Lastly, PD1/PDL1 blocking antibodies are gaining market access authorization to first line treatment in NSCLC with important changes in the therapeutic guidelines⁹. New health economic evaluations will be required to account for these changes and therefore, ensure access to the patient of efficient therapies.

Conclusion

This analysis indicated that, following the recommendations of HAS²⁰, atezolizumab is more efficient and more costly than docetaxel in the treatment of second line of NSCLC of stage IIIB or IV, in France, with results consistent to previous CEESP evaluation of immunotherapies in similar indication. Based on list price, aligned with the current MAA regimen, atezolizumab was less expensive than nivolumab, with most of savings observed in the 2 years after initiating immunotherapy treatment. These results were robust according to the sensitivity analyses but will need confirmation when real world data will become available.

Transparency

Declaration of funding

This manuscript received funding from Hoffmann-La Roche Limited.

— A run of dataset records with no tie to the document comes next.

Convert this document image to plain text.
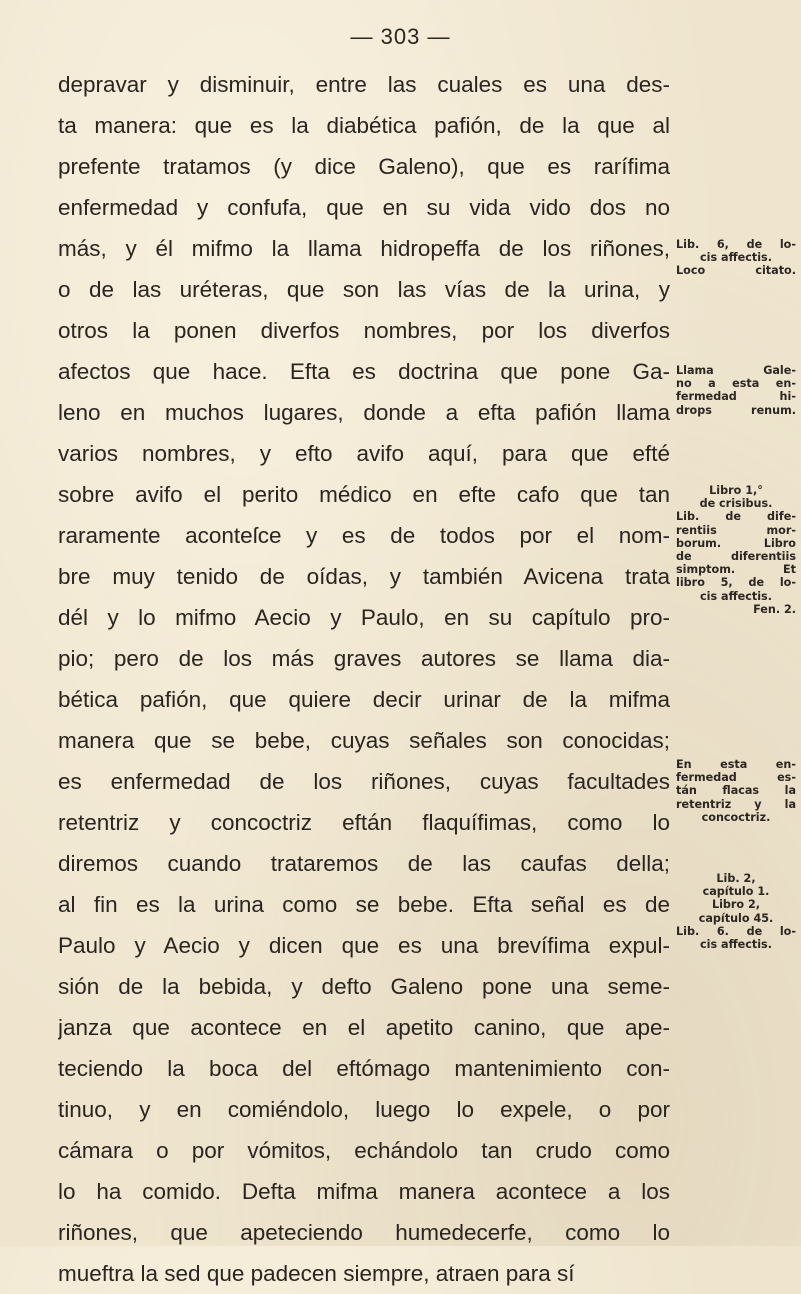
— 303 —
depravar y disminuir, entre las cuales es una des-
ta manera: que es la diabética pafión, de la que al
prefente tratamos (y dice Galeno), que es rarífima
enfermedad y confufa, que en su vida vido dos no
más, y él mifmo la llama hidropeffa de los riñones,
o de las uréteras, que son las vías de la urina, y
otros la ponen diverfos nombres, por los diverfos
afectos que hace. Efta es doctrina que pone Ga-
leno en muchos lugares, donde a efta pafión llama
varios nombres, y efto avifo aquí, para que efté
sobre avifo el perito médico en efte cafo que tan
raramente aconteſce y es de todos por el nom-
bre muy tenido de oídas, y también Avicena trata
dél y lo mifmo Aecio y Paulo, en su capítulo pro-
pio; pero de los más graves autores se llama dia-
bética pafión, que quiere decir urinar de la mifma
manera que se bebe, cuyas señales son conocidas;
es enfermedad de los riñones, cuyas facultades
retentriz y concoctriz eftán flaquífimas, como lo
diremos cuando trataremos de las caufas della;
al fin es la urina como se bebe. Efta señal es de
Paulo y Aecio y dicen que es una brevífima expul-
sión de la bebida, y defto Galeno pone una seme-
janza que acontece en el apetito canino, que ape-
teciendo la boca del eftómago mantenimiento con-
tinuo, y en comiéndolo, luego lo expele, o por
cámara o por vómitos, echándolo tan crudo como
lo ha comido. Defta mifma manera acontece a los
riñones, que apeteciendo humedecerfe, como lo
mueftra la sed que padecen siempre, atraen para sí
Lib. 6, de lo-
cis affectis.
Loco citato.
Llama Gale-
no a esta en-
fermedad hi-
drops renum.
Libro 1,°
de crisibus.
Lib. de dife-
rentiis mor-
borum. Libro
de diferentiis
simptom. Et
libro 5, de lo-
cis affectis.
Fen. 2.
En esta en-
fermedad es-
tán flacas la
retentriz y la
concoctriz.
Lib. 2,
capítulo 1.
Libro 2,
capítulo 45.
Lib. 6. de lo-
cis affectis.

Declaration of financial/other relationships

PN, FF, NP, and MB were Roche/Hoffman la Roche employees. SM and RS received an unrestricted grant to develop the model and generate the results. MP did expertise for Roche.

The peer reviewers on this manuscript have received an honorarium from JME for their review work. In addition, a reviewer on this manuscript has disclosed receipt of honoraria from Roche (Hellas) SA (2018), Bristol-Myers Squibb (Hellas) SA (2017, 2018, 2019), and Merck Sharp & Dohme (MSD) Greece SA (2018, 2019). The reviewers have no other relevant financial relationships or otherwise to disclose.

Acknowledgements

The authors thank Gilles BERDEAUX, MD, BERDEAUX Consulting SAS, F-78240 Chambourcy, France, for the medical writing of this manuscript.